Artigo sobre acórdão do STF que declara constitucional a Lei 11.442/07

Em 19/05/2020 foi publicado o acórdão do Supremo Tribunal Federal, cujo julgamento do Plenário do STF encerrado no dia 14/04/2020, por maioria de votos, vencidos os ministros Edson Fachin, Ricardo Lewandowski e Rosa Weber, julgou procedente a Ação Direta de Constitucionalidade 48 e improcedente a Ação Direta de Inconstitucionalidade 3961, cuja ementa é a seguinte:



“DIREITO DO TRABALHO. AÇÃO DECLARATÓRIA DA CONSTITUCIONALIDADE E AÇÃO DIRETA DE INCONSTITUCIONALIDADE. TRANSPORTE RODOVIÁRIO DE CARGAS. LEI 11.442/2007, QUE PREVIU A TERCEIRIZAÇÃO DA ATIVIDADE-FIM. VÍNCULO MERAMENTE COMERCIAL. NÃO CONFIGURAÇÃO DE RELAÇÃO DE EMPREGO. 1. A Lei 11.442/2007 (i) regulamentou a contratação de transportadores autônomos de carga por proprietários de carga e por empresas transportadoras de cargas; (ii) autorizou a terceirização da atividade-fim pelas empresas transportadoras; e (iii) afastou a configuração de vínculo de emprego nessa hipótese. 2. É legítima a terceirização das atividades-fim de uma empresa. Como já foi decidido pelo Supremo Tribunal Federal, a Constituição não impõe uma única forma de estruturar a produção. Ao contrário, o princípio constitucional da livre iniciativa garante aos agentes econômicos liberdade para eleger suas estratégias empresariais dentro do marco vigente (CF/1988, art.170). A proteção constitucional ao trabalho não impõe que toda e qualquer prestação remunerada de serviços configure relação e emprego (CF/1988, art.7º). Precedente: ADPF 524, Rel.Min.Luís Roberto Barroso. 3. Não há inconstitucionalidade no prazo prescricional de 1 (um) ano, a contar da ciência do dano, para a propositura de ação de reparação de danos, prevista no art.18 da Lei 11.442/2007, à luz do art.7º, XXIX, CF, uma vez que não se trata de relação de trabalho, mas de relação comercial. 4. Procedência da ação declaratória da constitucionalidade e improcedência da ação direta de inconstitucionalidade. Tese: “1- A Lei 11.442/2007 é constitucional, uma vez que a Constituição não veda a terceirização, de atividade-meio ou fim. 2- O prazo prescricional estabelecido no art.18 da Lei 11.442/2007 é válido porque não se trata de créditos resultantes de relação de trabalho, mas de relação comercial, não incidindo na hipótese o art.7º, XXIX, CF. 3- Uma vez preenchidos os requisitos dispostos na Lei 11.442/2007, estará configurada a relação comercial de natureza civil e afastada a configuração de vínculo trabalhista.” 

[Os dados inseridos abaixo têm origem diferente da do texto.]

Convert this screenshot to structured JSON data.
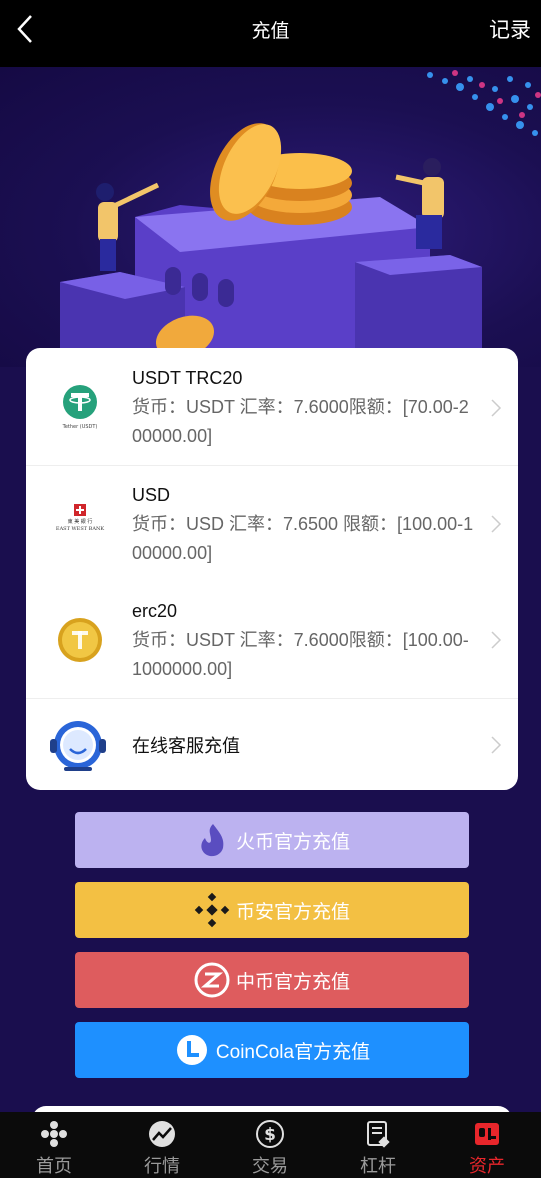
{
  "header": {
    "title": "充值",
    "action": "记录"
  },
  "methods": [
    {
      "title": "USDT TRC20",
      "desc": "货币：USDT 汇率：7.6000限额：[70.00-200000.00]",
      "icon": "tether-icon"
    },
    {
      "title": "USD",
      "desc": "货币：USD 汇率：7.6500 限额：[100.00-100000.00]",
      "icon": "east-west-bank-icon"
    },
    {
      "title": "erc20",
      "desc": "货币：USDT 汇率：7.6000限额：[100.00-1000000.00]",
      "icon": "gold-coin-icon"
    },
    {
      "title": "在线客服充值",
      "icon": "headset-icon"
    }
  ],
  "exchanges": [
    {
      "label": "火币官方充值",
      "color": "#bcb2f0",
      "icon": "huobi-flame-icon"
    },
    {
      "label": "币安官方充值",
      "color": "#f3c043",
      "icon": "binance-icon"
    },
    {
      "label": "中币官方充值",
      "color": "#de5c5e",
      "icon": "zb-icon"
    },
    {
      "label": "CoinCola官方充值",
      "color": "#1e90ff",
      "icon": "coincola-icon"
    }
  ],
  "tabs": [
    {
      "label": "首页",
      "icon": "home-icon"
    },
    {
      "label": "行情",
      "icon": "chart-icon"
    },
    {
      "label": "交易",
      "icon": "dollar-icon"
    },
    {
      "label": "杠杆",
      "icon": "document-icon"
    },
    {
      "label": "资产",
      "icon": "wallet-icon",
      "active": true
    }
  ],
  "colors": {
    "active_tab": "#e8262b",
    "background": "#1a0e4e"
  }
}
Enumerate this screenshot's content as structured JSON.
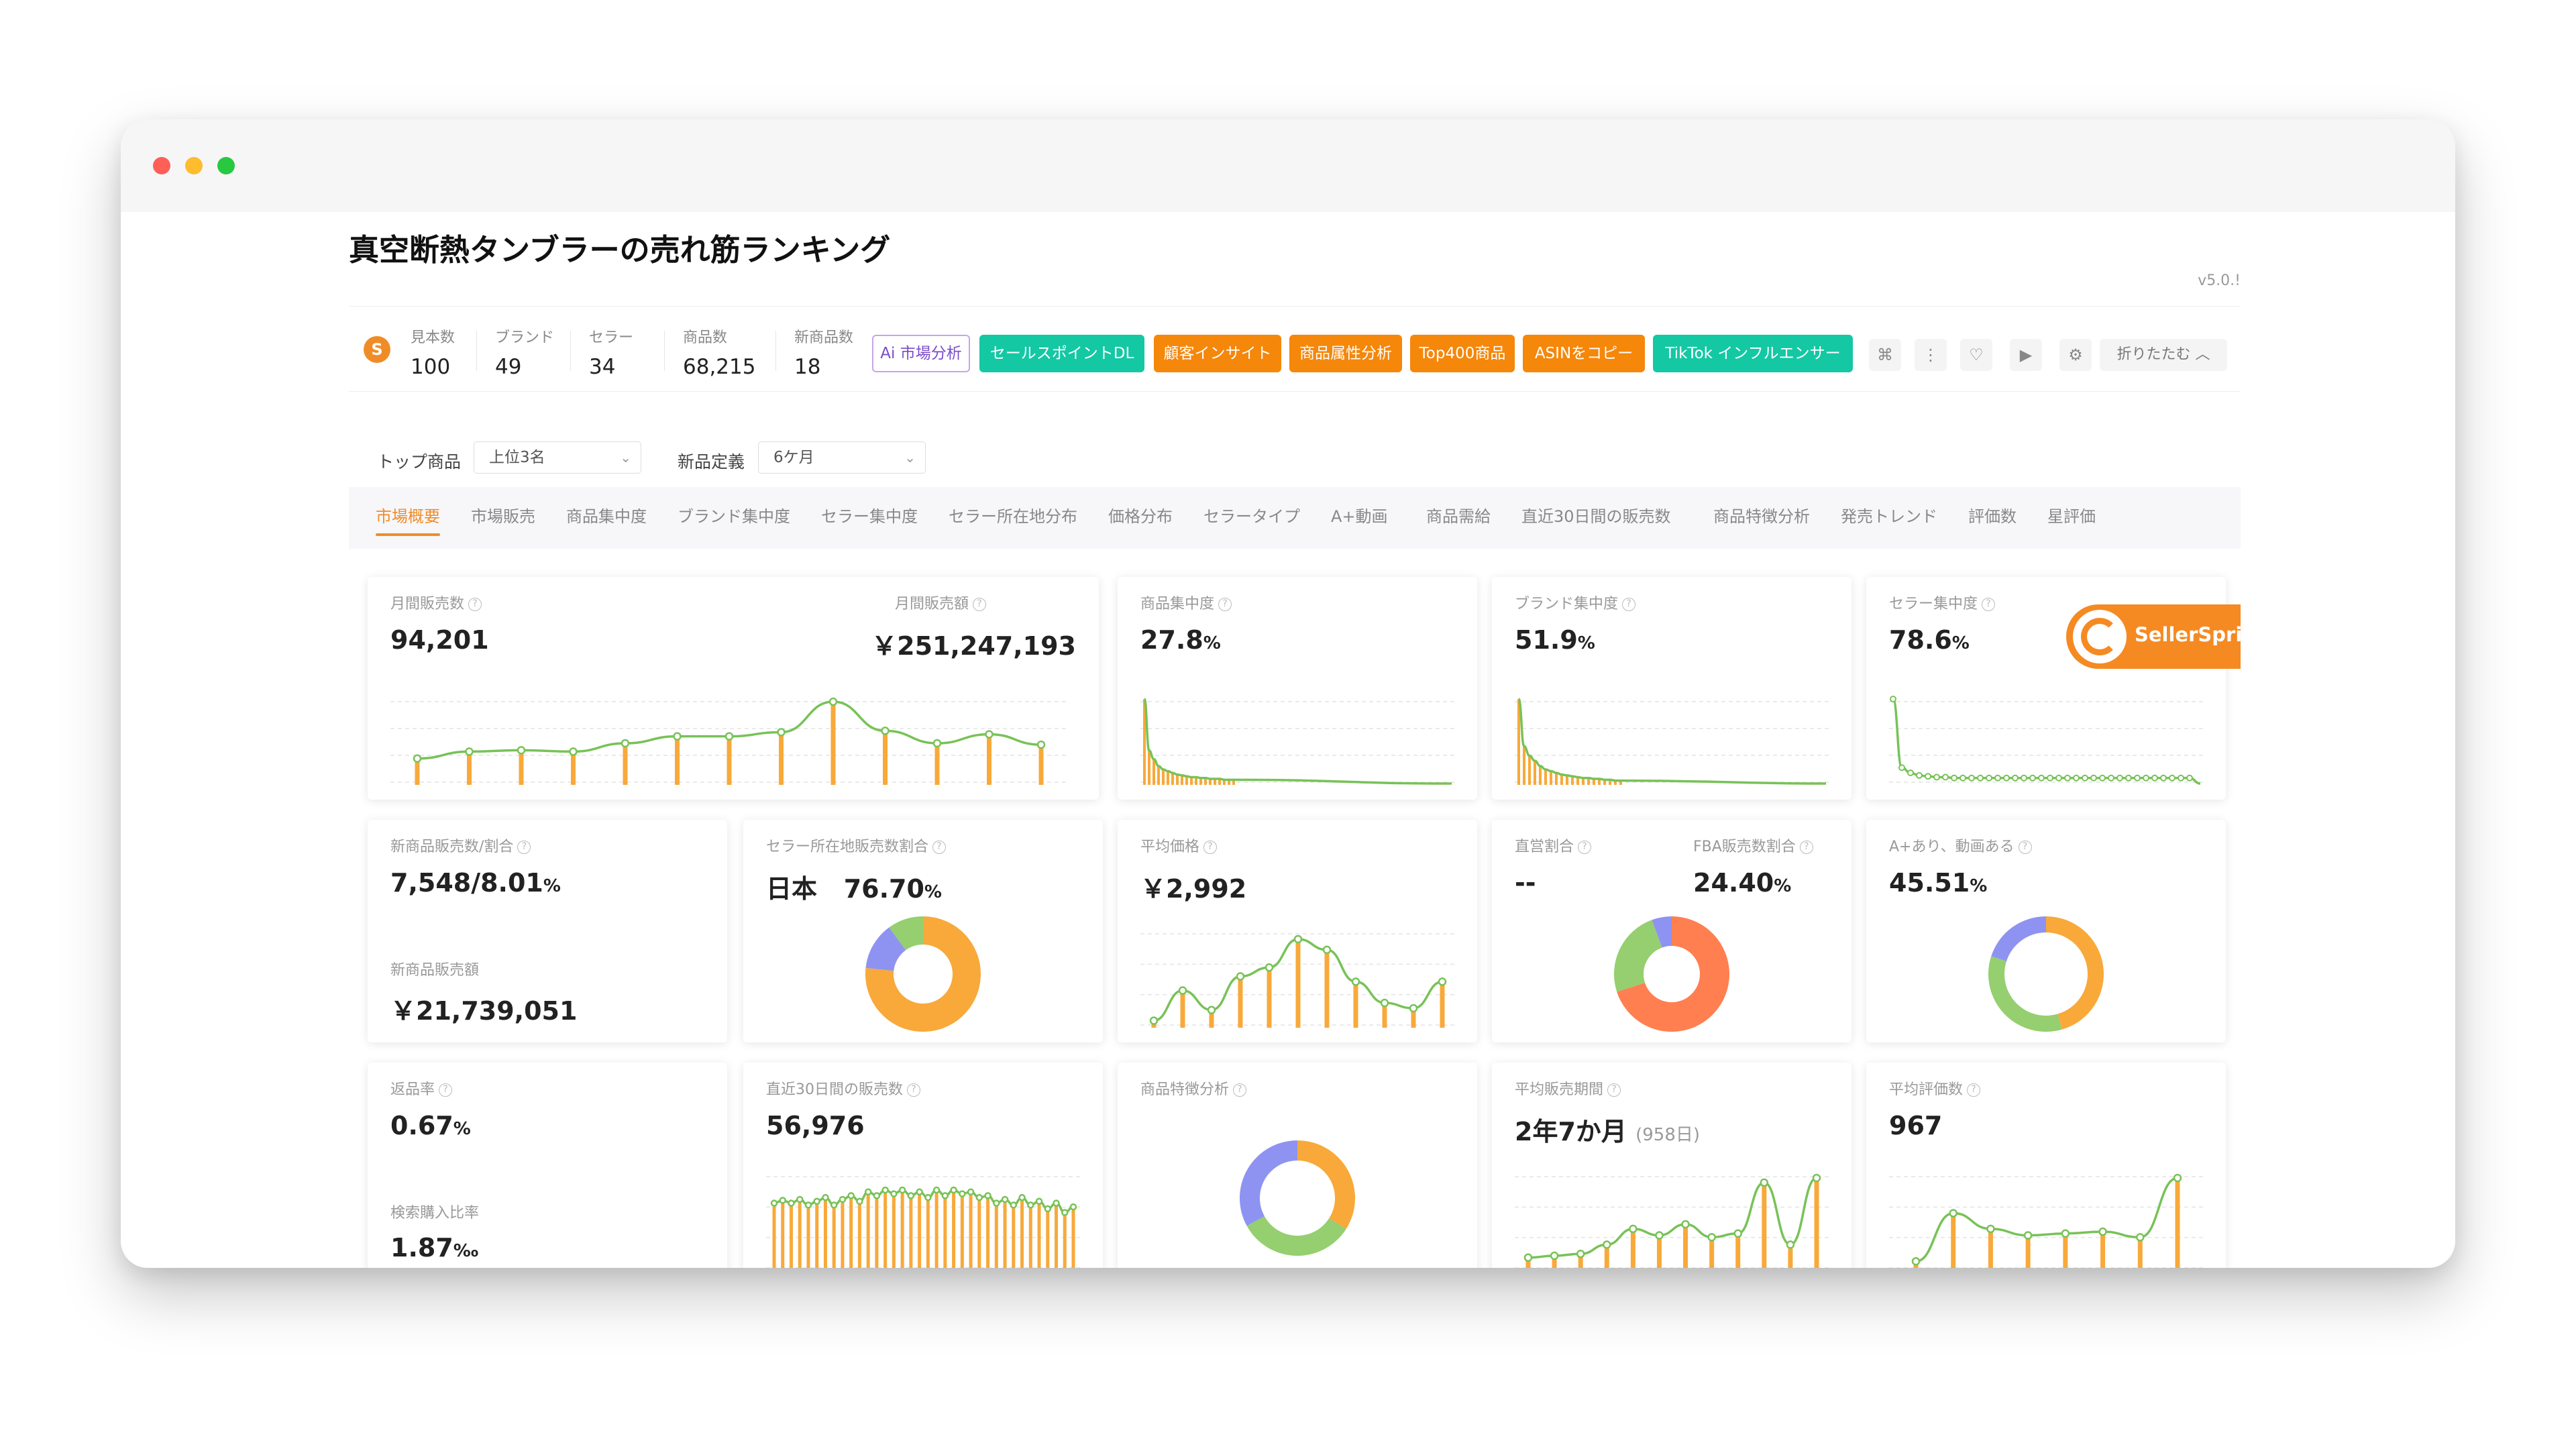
{
  "window": {
    "controls": [
      "close",
      "minimize",
      "maximize"
    ],
    "colors": {
      "close": "#fe5f57",
      "minimize": "#febc2e",
      "maximize": "#28c840"
    }
  },
  "page": {
    "title": "真空断熱タンブラーの売れ筋ランキング",
    "version": "v5.0.!"
  },
  "header": {
    "logo_glyph": "S",
    "stats": [
      {
        "label": "見本数",
        "value": "100"
      },
      {
        "label": "ブランド",
        "value": "49"
      },
      {
        "label": "セラー",
        "value": "34"
      },
      {
        "label": "商品数",
        "value": "68,215"
      },
      {
        "label": "新商品数",
        "value": "18"
      }
    ],
    "buttons": [
      {
        "label": "Ai 市場分析",
        "style": "ai"
      },
      {
        "label": "セールスポイントDL",
        "style": "green"
      },
      {
        "label": "顧客インサイト",
        "style": "orange"
      },
      {
        "label": "商品属性分析",
        "style": "orange"
      },
      {
        "label": "Top400商品",
        "style": "orange"
      },
      {
        "label": "ASINをコピー",
        "style": "orange"
      },
      {
        "label": "TikTok インフルエンサー",
        "style": "green"
      }
    ],
    "icon_glyphs": [
      "⌘",
      "⋮",
      "♡",
      "▶",
      "⚙"
    ],
    "fold_label": "折りたたむ ︿"
  },
  "filters": [
    {
      "label": "トップ商品",
      "value": "上位3名"
    },
    {
      "label": "新品定義",
      "value": "6ケ月"
    }
  ],
  "tabs": [
    "市場概要",
    "市場販売",
    "商品集中度",
    "ブランド集中度",
    "セラー集中度",
    "セラー所在地分布",
    "価格分布",
    "セラータイプ",
    "A+動画",
    "商品需給",
    "直近30日間の販売数",
    "商品特徴分析",
    "発売トレンド",
    "評価数",
    "星評価"
  ],
  "badge": {
    "text": "SellerSprite"
  },
  "cards": {
    "monthly": {
      "label1": "月間販売数",
      "value1": "94,201",
      "label2": "月間販売額",
      "value2": "￥251,247,193"
    },
    "product_conc": {
      "label": "商品集中度",
      "value": "27.8",
      "unit": "%"
    },
    "brand_conc": {
      "label": "ブランド集中度",
      "value": "51.9",
      "unit": "%"
    },
    "seller_conc": {
      "label": "セラー集中度",
      "value": "78.6",
      "unit": "%"
    },
    "new_sales": {
      "label": "新商品販売数/割合",
      "value": "7,548/8.01",
      "unit": "%",
      "label2": "新商品販売額",
      "value2": "￥21,739,051"
    },
    "seller_loc": {
      "label": "セラー所在地販売数割合",
      "value": "日本   76.70",
      "unit": "%"
    },
    "avg_price": {
      "label": "平均価格",
      "value": "￥2,992"
    },
    "direct": {
      "label1": "直営割合",
      "value1": "--",
      "label2": "FBA販売数割合",
      "value2": "24.40",
      "unit": "%"
    },
    "aplus": {
      "label": "A+あり、動画ある",
      "value": "45.51",
      "unit": "%"
    },
    "returns": {
      "label": "返品率",
      "value": "0.67",
      "unit": "%",
      "label2": "検索購入比率",
      "value2": "1.87",
      "unit2": "‰"
    },
    "sales30": {
      "label": "直近30日間の販売数",
      "value": "56,976"
    },
    "features": {
      "label": "商品特徴分析"
    },
    "avg_period": {
      "label": "平均販売期間",
      "value": "2年7か月",
      "sub": "(958日)"
    },
    "avg_rating": {
      "label": "平均評価数",
      "value": "967"
    }
  },
  "chart_data": [
    {
      "type": "bar",
      "name": "monthly-sales",
      "values": [
        38,
        48,
        50,
        48,
        60,
        70,
        70,
        76,
        120,
        78,
        60,
        73,
        58
      ]
    },
    {
      "type": "bar",
      "name": "product-concentration",
      "values": [
        100,
        40,
        30,
        22,
        18,
        16,
        14,
        12,
        11,
        10,
        9,
        9,
        8,
        8,
        7,
        7,
        7,
        6,
        6,
        6
      ]
    },
    {
      "type": "bar",
      "name": "brand-concentration",
      "values": [
        100,
        45,
        34,
        28,
        22,
        18,
        16,
        14,
        12,
        11,
        10,
        9,
        8,
        8,
        7,
        7,
        6,
        6,
        5,
        5
      ]
    },
    {
      "type": "line",
      "name": "seller-concentration",
      "values": [
        100,
        20,
        14,
        11,
        10,
        9,
        9,
        8,
        8,
        8,
        8,
        8,
        8,
        8,
        8,
        8,
        8,
        8,
        8,
        8,
        8,
        8,
        8,
        8,
        8,
        8,
        8,
        8,
        8,
        8,
        8,
        8,
        8,
        8,
        8
      ]
    },
    {
      "type": "pie",
      "name": "seller-location",
      "values": [
        76.7,
        13.3,
        10.0
      ],
      "colors": [
        "#f8a93a",
        "#8e93f2",
        "#95cf6f"
      ]
    },
    {
      "type": "bar",
      "name": "avg-price",
      "values": [
        8,
        42,
        20,
        58,
        68,
        100,
        88,
        52,
        28,
        22,
        52
      ]
    },
    {
      "type": "pie",
      "name": "direct-fba",
      "values": [
        70,
        24.4,
        5.6
      ],
      "colors": [
        "#ff7f50",
        "#95cf6f",
        "#8e93f2"
      ]
    },
    {
      "type": "pie",
      "name": "aplus-video",
      "values": [
        45.51,
        34.49,
        20.0
      ],
      "colors": [
        "#f8a93a",
        "#95cf6f",
        "#8e93f2"
      ]
    },
    {
      "type": "bar",
      "name": "sales-30days",
      "values": [
        72,
        75,
        72,
        76,
        70,
        74,
        78,
        70,
        76,
        80,
        74,
        84,
        80,
        86,
        82,
        86,
        80,
        84,
        78,
        86,
        80,
        86,
        82,
        84,
        78,
        80,
        72,
        76,
        70,
        78,
        70,
        74,
        66,
        72,
        62,
        68
      ]
    },
    {
      "type": "pie",
      "name": "product-features",
      "values": [
        34,
        33,
        33
      ],
      "colors": [
        "#f8a93a",
        "#95cf6f",
        "#8e93f2"
      ]
    },
    {
      "type": "bar",
      "name": "avg-sales-period",
      "values": [
        14,
        16,
        18,
        28,
        45,
        38,
        50,
        36,
        40,
        95,
        28,
        100
      ]
    },
    {
      "type": "bar",
      "name": "avg-rating",
      "values": [
        10,
        62,
        45,
        38,
        40,
        42,
        36,
        100
      ]
    }
  ]
}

Em 28/12/2017 o ministro Luís Roberto Barroso já havia deferido cautelar nos autos da ADC 48 determinando a suspensão de todos os processos que versassem sobre a aplicação dos artigos 1º, caput, 2º, par.1º e 2º, 4º, par.1º e 2º e 5º, caput, da Lei 11.442/07 e determinou a inclusão do processo e pauta, para julgamento do mérito pelo Plenário do STF.



A ADI 3961 foi proposta pela ANAMATRA – Associação Nacional dos Magistrados da Justiça do Trabalho e a ANPT – Associação Nacional dos Procuradores do Trabalho, buscando a declaração de inconstitucionalidade da Lei 11.442/07, em relação ao artigo 5º, caput e parágrafo único, que dispõe não haver vínculo empregatício decorrentes do contrato de transporte e do artigo 18, que estabelece o prazo prescricional de 1 ano para os danos relativos ao contrato de transporte.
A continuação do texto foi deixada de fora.